Hardly explosive. Lord Goldsmith’s about-face has been known for years (and widely criticized).

Craig Martin

This is precisely why the executive should not be permitted to decide to go to war without any established procedure to govern the process, and to ensure that there is accountability with respect to the manner in which the decision is made. The fact that the PM went ballistic at the fact that the advice was reduced to writing, and afraid that sharing the information might alter the decision of the cabinet, reveals the illegitimacy of the process. It is reminicent of the Suez Crisis, when Prime Minister Eden almost went berserk when he found out that the under-secretary at the Foreign Office had committed to writing an agreement among Britain, France and Israel regarding the planned (illegal) invasion of Egypt (he actually dispatched the under-secretary to France to retrieve and destroy the copies of the agreement, but the French refused to give it back and the Israelis had already left). Eden too had been told by his AG that the invasion would be illegal, and Eden similarly kept part of his cabinet in the dark.

M. Gross
M. Gross

I’m just of the opinion Lord Goldsmith was seriously in error on point #4.  More importantly, was Goldsmith seriously going to disclose his legal advice to the Prime Minister?

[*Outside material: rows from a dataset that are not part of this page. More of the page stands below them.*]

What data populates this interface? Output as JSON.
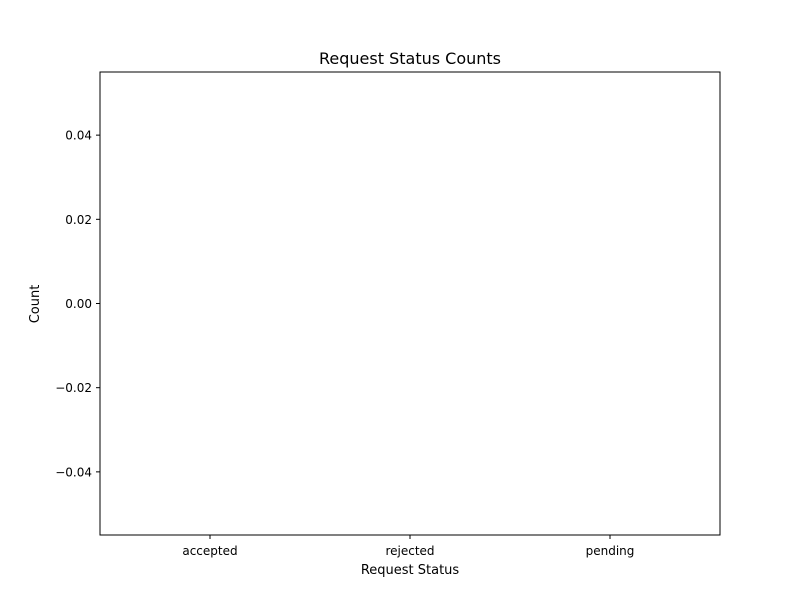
{
  "chart_data": {
    "type": "bar",
    "title": "Request Status Counts",
    "xlabel": "Request Status",
    "ylabel": "Count",
    "categories": [
      "accepted",
      "rejected",
      "pending"
    ],
    "values": [
      0,
      0,
      0
    ],
    "ylim": [
      -0.055,
      0.055
    ],
    "yticks": [
      0.04,
      0.02,
      0.0,
      -0.02,
      -0.04
    ],
    "ytick_labels": [
      "0.04",
      "0.02",
      "0.00",
      "−0.02",
      "−0.04"
    ],
    "grid": false,
    "legend": "none",
    "colors": {
      "axes": "#000000",
      "background": "#ffffff",
      "bar": "#1f77b4"
    }
  }
}
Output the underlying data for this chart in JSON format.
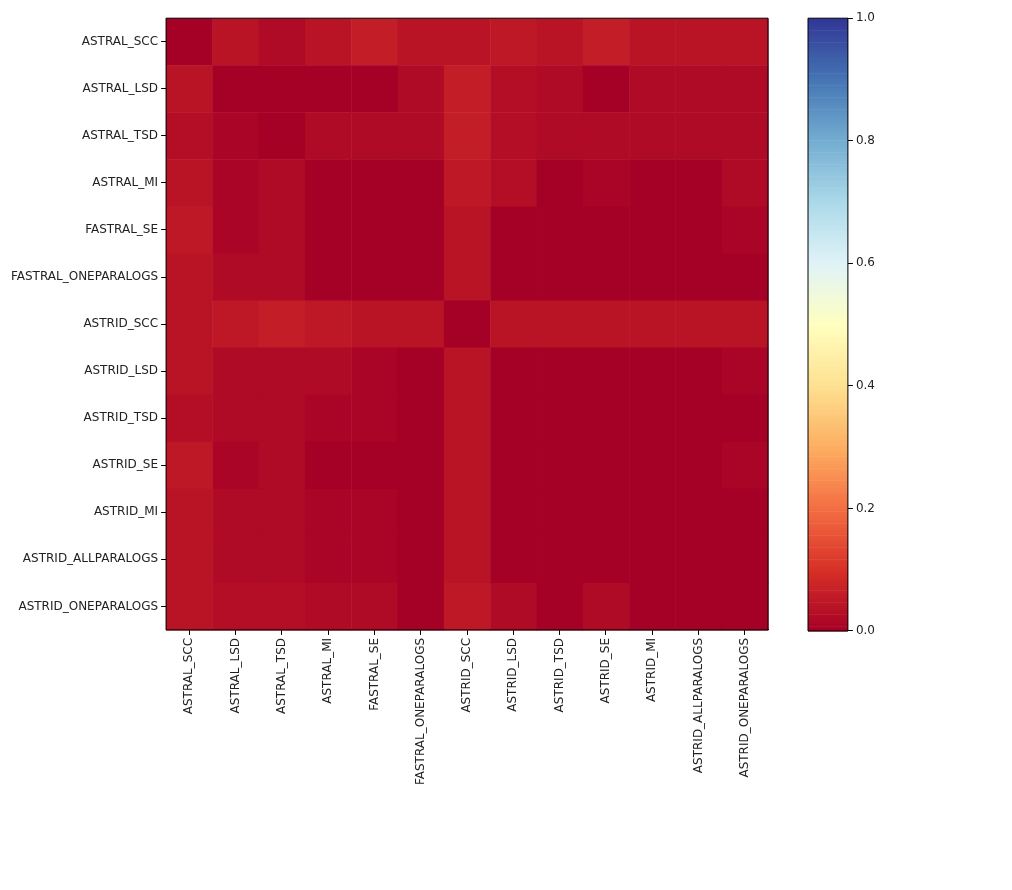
{
  "chart_data": {
    "type": "heatmap",
    "categories": [
      "ASTRAL_SCC",
      "ASTRAL_LSD",
      "ASTRAL_TSD",
      "ASTRAL_MI",
      "FASTRAL_SE",
      "FASTRAL_ONEPARALOGS",
      "ASTRID_SCC",
      "ASTRID_LSD",
      "ASTRID_TSD",
      "ASTRID_SE",
      "ASTRID_MI",
      "ASTRID_ALLPARALOGS",
      "ASTRID_ONEPARALOGS"
    ],
    "y_categories": [
      "ASTRAL_SCC",
      "ASTRAL_LSD",
      "ASTRAL_TSD",
      "ASTRAL_MI",
      "FASTRAL_SE",
      "FASTRAL_ONEPARALOGS",
      "ASTRID_SCC",
      "ASTRID_LSD",
      "ASTRID_TSD",
      "ASTRID_SE",
      "ASTRID_MI",
      "ASTRID_ALLPARALOGS",
      "ASTRID_ONEPARALOGS"
    ],
    "cells": [
      [
        0,
        0.04,
        0.02,
        0.04,
        0.06,
        0.04,
        0.04,
        0.05,
        0.04,
        0.06,
        0.04,
        0.04,
        0.04
      ],
      [
        0.04,
        0,
        0,
        0,
        0,
        0.02,
        0.06,
        0.03,
        0.02,
        0,
        0.02,
        0.02,
        0.02
      ],
      [
        0.03,
        0.01,
        0,
        0.02,
        0.02,
        0.02,
        0.06,
        0.03,
        0.02,
        0.02,
        0.02,
        0.02,
        0.02
      ],
      [
        0.04,
        0.01,
        0.02,
        0,
        0,
        0,
        0.05,
        0.03,
        0,
        0.01,
        0,
        0,
        0.02
      ],
      [
        0.05,
        0.01,
        0.02,
        0,
        0,
        0,
        0.04,
        0,
        0,
        0,
        0,
        0,
        0.01
      ],
      [
        0.04,
        0.02,
        0.02,
        0,
        0,
        0,
        0.04,
        0,
        0,
        0,
        0,
        0,
        0
      ],
      [
        0.04,
        0.05,
        0.06,
        0.05,
        0.04,
        0.04,
        0,
        0.04,
        0.04,
        0.04,
        0.04,
        0.04,
        0.04
      ],
      [
        0.04,
        0.02,
        0.02,
        0.02,
        0.01,
        0,
        0.04,
        0,
        0,
        0,
        0,
        0,
        0.01
      ],
      [
        0.03,
        0.02,
        0.02,
        0.01,
        0.01,
        0,
        0.04,
        0,
        0,
        0,
        0,
        0,
        0
      ],
      [
        0.05,
        0.01,
        0.02,
        0,
        0,
        0,
        0.04,
        0,
        0,
        0,
        0,
        0,
        0.01
      ],
      [
        0.04,
        0.02,
        0.02,
        0.01,
        0.01,
        0,
        0.04,
        0,
        0,
        0,
        0,
        0,
        0
      ],
      [
        0.04,
        0.02,
        0.02,
        0.01,
        0.01,
        0,
        0.04,
        0,
        0,
        0,
        0,
        0,
        0
      ],
      [
        0.04,
        0.03,
        0.03,
        0.02,
        0.02,
        0,
        0.05,
        0.02,
        0,
        0.02,
        0,
        0,
        0
      ]
    ],
    "clim": [
      0,
      1
    ],
    "cticks": [
      {
        "value": 0,
        "label": "0.0"
      },
      0.2,
      0.4,
      0.6,
      0.8,
      {
        "value": 1,
        "label": "1.0"
      }
    ]
  }
}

It sounds almost like a (political) blackmail attempt… is it the place of the Attorney General to go to the press if the Prime Minister disregards his legal advice?

Matt
Matt

I guess I fail to see what legal implications this really has.  Sure, it might sell a couple extra papers for the Daily Mail, but as you point out at the end Lord Goldsmith eventually did give them the justification they wanted.  The letter seems to be just an informal reminder of the basic rules of war: self defense, humanitarian intervention etc.  The important takeaway seems to be that even conscientious lawyers cannot, ultimately, swim against the current of politics and executive power.  Is the role of attorney general to provide objective assessment or to rubber stamp and provide legal cover? 

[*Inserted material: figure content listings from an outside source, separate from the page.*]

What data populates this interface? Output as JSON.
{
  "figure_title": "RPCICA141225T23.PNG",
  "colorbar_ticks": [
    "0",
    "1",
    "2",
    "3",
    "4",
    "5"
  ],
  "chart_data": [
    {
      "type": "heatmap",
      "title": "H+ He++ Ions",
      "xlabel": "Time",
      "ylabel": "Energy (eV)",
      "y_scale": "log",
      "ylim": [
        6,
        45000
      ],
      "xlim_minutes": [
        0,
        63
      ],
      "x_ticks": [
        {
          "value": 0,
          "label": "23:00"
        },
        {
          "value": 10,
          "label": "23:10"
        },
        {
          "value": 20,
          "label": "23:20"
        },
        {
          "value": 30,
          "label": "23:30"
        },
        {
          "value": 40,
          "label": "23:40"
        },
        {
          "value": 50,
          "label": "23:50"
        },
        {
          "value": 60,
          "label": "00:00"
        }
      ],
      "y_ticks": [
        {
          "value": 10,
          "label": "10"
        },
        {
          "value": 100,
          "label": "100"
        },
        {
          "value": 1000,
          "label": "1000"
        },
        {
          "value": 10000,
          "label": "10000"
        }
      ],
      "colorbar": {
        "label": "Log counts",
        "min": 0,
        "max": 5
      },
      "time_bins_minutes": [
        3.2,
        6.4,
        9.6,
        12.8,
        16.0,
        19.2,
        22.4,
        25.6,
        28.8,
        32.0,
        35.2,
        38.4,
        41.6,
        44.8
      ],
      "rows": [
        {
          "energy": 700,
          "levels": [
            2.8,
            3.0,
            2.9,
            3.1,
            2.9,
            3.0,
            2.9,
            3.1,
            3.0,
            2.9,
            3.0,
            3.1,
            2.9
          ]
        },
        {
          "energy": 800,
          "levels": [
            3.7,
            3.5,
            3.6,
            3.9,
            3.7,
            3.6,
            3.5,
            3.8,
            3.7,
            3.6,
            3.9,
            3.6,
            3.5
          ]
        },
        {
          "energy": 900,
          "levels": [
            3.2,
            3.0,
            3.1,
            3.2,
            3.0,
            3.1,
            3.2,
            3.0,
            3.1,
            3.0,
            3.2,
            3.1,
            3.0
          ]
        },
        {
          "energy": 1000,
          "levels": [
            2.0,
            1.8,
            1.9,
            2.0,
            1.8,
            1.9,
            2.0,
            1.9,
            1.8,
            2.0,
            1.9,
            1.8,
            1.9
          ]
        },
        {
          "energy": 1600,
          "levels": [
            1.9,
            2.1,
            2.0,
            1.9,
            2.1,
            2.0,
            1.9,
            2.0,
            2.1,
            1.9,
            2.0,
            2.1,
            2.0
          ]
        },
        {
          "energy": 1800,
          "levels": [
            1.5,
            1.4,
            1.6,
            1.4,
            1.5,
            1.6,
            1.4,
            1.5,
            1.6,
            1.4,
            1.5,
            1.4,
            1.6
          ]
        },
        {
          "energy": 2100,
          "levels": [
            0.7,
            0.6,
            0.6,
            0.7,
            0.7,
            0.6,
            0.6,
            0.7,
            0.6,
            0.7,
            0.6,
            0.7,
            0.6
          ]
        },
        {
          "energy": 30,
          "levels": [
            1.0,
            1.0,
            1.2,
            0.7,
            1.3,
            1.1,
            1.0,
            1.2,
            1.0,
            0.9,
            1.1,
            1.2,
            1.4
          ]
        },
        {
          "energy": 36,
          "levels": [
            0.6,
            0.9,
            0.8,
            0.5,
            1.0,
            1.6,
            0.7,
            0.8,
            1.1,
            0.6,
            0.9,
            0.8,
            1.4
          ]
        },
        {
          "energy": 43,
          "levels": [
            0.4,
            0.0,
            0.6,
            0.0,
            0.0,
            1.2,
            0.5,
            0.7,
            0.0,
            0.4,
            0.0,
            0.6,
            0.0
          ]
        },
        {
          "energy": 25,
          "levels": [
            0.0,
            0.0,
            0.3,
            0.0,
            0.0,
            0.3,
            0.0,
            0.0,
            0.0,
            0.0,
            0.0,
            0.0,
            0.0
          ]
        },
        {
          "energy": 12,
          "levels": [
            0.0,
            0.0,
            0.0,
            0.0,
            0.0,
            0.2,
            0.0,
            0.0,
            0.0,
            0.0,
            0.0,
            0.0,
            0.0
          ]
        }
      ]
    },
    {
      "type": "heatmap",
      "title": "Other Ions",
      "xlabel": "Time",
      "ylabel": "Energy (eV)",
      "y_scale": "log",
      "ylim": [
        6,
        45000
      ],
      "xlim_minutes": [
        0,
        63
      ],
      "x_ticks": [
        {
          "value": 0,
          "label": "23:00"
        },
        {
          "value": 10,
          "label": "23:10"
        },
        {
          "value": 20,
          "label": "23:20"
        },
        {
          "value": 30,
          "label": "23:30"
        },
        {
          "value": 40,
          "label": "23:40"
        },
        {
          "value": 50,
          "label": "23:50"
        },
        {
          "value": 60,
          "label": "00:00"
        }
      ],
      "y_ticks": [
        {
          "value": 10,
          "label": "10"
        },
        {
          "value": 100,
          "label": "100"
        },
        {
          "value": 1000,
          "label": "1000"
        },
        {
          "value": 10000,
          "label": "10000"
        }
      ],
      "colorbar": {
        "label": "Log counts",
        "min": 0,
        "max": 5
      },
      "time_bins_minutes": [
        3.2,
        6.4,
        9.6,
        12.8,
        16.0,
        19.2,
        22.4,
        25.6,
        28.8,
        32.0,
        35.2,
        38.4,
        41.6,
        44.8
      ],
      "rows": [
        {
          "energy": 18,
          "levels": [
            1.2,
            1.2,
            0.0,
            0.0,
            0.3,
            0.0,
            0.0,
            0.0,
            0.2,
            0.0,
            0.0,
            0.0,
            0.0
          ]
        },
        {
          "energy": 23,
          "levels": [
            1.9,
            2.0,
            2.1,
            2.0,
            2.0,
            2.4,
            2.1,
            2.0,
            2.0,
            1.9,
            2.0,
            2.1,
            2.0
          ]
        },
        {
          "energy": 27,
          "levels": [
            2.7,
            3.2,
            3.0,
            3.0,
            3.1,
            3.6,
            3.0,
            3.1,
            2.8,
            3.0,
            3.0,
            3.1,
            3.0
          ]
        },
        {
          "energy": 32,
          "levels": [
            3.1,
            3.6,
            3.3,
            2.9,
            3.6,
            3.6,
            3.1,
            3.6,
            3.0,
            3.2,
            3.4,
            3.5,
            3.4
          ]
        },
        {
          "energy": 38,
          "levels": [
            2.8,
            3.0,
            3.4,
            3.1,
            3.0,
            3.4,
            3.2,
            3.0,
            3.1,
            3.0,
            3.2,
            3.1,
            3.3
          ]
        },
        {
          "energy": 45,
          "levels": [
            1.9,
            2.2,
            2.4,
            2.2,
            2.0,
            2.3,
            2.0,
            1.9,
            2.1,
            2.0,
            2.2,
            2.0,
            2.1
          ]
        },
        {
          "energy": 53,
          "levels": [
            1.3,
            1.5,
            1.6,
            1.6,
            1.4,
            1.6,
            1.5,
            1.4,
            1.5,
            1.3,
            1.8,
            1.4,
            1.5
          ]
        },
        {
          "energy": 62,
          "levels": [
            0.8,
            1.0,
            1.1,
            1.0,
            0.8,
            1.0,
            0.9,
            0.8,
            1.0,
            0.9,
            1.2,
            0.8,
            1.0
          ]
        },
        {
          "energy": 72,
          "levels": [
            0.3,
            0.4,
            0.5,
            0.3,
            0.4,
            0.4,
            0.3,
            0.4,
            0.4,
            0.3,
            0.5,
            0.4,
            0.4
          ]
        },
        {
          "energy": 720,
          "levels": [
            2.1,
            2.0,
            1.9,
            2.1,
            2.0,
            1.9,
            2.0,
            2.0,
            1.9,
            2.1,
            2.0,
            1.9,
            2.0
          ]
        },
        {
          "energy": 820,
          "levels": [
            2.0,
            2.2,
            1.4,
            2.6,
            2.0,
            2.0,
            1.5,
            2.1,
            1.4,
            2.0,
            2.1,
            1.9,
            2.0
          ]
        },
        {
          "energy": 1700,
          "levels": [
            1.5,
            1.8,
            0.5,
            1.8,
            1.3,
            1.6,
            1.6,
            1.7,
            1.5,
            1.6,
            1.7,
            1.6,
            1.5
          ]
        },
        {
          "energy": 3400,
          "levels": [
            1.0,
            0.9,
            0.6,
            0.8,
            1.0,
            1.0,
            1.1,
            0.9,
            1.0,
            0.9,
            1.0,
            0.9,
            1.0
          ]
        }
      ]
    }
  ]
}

I am intrigued by the rest of the article’s reporting about the freeze out.  I have always been puzzled by Blair’s devotion to Bush and the Iraq invasion. 

Also, perhaps in regards to point #4 Lord Goldsmith was anticipating the fact that compliance could or would be shown.  What we need is a Frost/Nixon style interview with Blair.  I’m not hopeful, but it would be useful to get inside the decision making process surrounding the U.K.’s involvement.